The first big-screen adventure for the Man of Steel since 1987's "Superman IV: The Quest for Peace," "Superman Returns" drew huge audiences. But box-office analysts had expected it to do better considering how well other elite superhero franchises have done, such as "Spider-Man" and "X-Men."
Another underachiever was Tom Cruise's "Mission: Impossible III," which took in a respectable $133 million but fell far short of the 1996 original ($181 million) and 2000's sequel ($215 million). Fans apparently were turned off by Cruise's schoolboy antics in his romance with Katie Holmes and his religious preaching on Scientology.
Unlike summer 2005, this season produced only a few outright flops, mainly the family flicks "Garfield: A Tail of Two Kitties" and "The Ant Bully" and Uma Thurman's comedy "My Super Ex-Girlfriend."
Other movies such as "Miami Vice," "Poseidon" and "Lady in the Water" managed passable ticket sales though they failed to live up to studio hopes.
Samuel L. Jackson's "Snakes on a Plane" had sky-high expectations, preceded by a frenzy of Internet buzz and parodies. Yet it landed in theaters with the modest box office typical of a B-movie fright flick, raising questions about the value of Web mania in luring people to movie theaters.
A few films pulled in bigger audiences than expected, among them Jennifer Aniston and Vince Vaughn's romance "The Break-Up" and Meryl Streep and Anne Hathaway's office comedy "The Devil Wears Prada," both $100 million hits.
Oliver Stone's "World Trade Center" did solid business on the heels of another Sept. 11-themed movie, "United 93," the two proving that many moviegoers had the stomach for big-screen dramatizations about the terrorist attacks.
And smaller, independent-minded movies brought in viewers looking for more adult fare, including Al Gore's global-warming documentary "An Inconvenient Truth," Robert Altman's "A Prairie Home Companion," the road-trip black comedy "Little Miss Sunshine" and Edward Norton and Paul Giamatti's period piece "The Illusionist."

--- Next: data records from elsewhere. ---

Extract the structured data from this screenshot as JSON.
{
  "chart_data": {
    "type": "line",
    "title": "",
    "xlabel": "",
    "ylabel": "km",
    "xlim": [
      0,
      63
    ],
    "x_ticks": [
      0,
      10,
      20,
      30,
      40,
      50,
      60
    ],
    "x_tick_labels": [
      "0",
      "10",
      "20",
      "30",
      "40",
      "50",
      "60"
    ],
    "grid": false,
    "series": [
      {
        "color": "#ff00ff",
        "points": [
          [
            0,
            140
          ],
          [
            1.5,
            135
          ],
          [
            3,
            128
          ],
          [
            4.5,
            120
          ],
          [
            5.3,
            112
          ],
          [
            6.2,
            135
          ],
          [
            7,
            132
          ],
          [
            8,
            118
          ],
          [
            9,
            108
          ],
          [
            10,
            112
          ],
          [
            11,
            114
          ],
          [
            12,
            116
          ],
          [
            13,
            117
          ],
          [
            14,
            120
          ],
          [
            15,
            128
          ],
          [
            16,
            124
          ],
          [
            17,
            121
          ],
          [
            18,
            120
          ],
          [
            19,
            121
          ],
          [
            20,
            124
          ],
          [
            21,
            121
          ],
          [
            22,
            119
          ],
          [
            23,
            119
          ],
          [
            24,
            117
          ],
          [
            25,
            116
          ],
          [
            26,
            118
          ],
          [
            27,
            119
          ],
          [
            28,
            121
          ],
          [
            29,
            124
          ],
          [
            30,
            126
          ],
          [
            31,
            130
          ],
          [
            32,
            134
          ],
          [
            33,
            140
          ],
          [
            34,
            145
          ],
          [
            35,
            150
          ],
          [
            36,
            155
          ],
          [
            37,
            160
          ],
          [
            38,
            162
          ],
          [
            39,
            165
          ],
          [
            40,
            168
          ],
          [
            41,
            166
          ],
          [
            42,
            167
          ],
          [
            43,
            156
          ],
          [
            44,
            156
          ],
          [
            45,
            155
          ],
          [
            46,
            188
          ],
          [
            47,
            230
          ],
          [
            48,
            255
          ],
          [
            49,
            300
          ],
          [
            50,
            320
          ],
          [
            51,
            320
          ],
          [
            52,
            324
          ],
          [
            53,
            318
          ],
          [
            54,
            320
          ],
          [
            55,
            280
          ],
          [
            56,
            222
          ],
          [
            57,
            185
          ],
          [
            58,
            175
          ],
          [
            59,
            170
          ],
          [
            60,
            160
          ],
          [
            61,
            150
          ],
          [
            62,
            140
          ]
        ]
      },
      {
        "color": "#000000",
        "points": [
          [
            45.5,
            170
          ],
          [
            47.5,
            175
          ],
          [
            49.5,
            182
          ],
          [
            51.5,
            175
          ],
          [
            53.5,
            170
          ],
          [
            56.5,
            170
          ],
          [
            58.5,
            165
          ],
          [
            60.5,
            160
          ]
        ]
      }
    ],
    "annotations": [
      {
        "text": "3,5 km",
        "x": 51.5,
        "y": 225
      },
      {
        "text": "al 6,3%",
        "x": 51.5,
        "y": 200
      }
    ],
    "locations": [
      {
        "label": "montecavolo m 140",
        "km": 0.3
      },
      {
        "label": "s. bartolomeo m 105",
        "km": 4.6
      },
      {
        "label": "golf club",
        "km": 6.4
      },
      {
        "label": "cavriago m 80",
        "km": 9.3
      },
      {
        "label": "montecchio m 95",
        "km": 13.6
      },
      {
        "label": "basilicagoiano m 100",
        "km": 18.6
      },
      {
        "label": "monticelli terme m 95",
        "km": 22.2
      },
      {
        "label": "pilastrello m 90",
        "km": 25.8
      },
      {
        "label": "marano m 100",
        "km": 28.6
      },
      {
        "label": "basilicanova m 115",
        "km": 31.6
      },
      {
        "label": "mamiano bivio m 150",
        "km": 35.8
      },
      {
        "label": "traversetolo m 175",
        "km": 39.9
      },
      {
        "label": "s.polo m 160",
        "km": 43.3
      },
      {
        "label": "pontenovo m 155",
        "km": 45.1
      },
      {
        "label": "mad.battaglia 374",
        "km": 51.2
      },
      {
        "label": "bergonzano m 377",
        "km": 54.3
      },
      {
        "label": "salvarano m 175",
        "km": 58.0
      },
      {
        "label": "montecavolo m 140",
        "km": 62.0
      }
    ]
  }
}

"Moviegoing is still a great American pastime. When movies are appealing enough, people still are willing to go out and see them," said Steve Gilula, chief operating officer at Fox Searchlight, which released "Little Miss Sunshine." "I think the public is more selective than ever. But the quality of movies this summer shows they still like going out to the theater."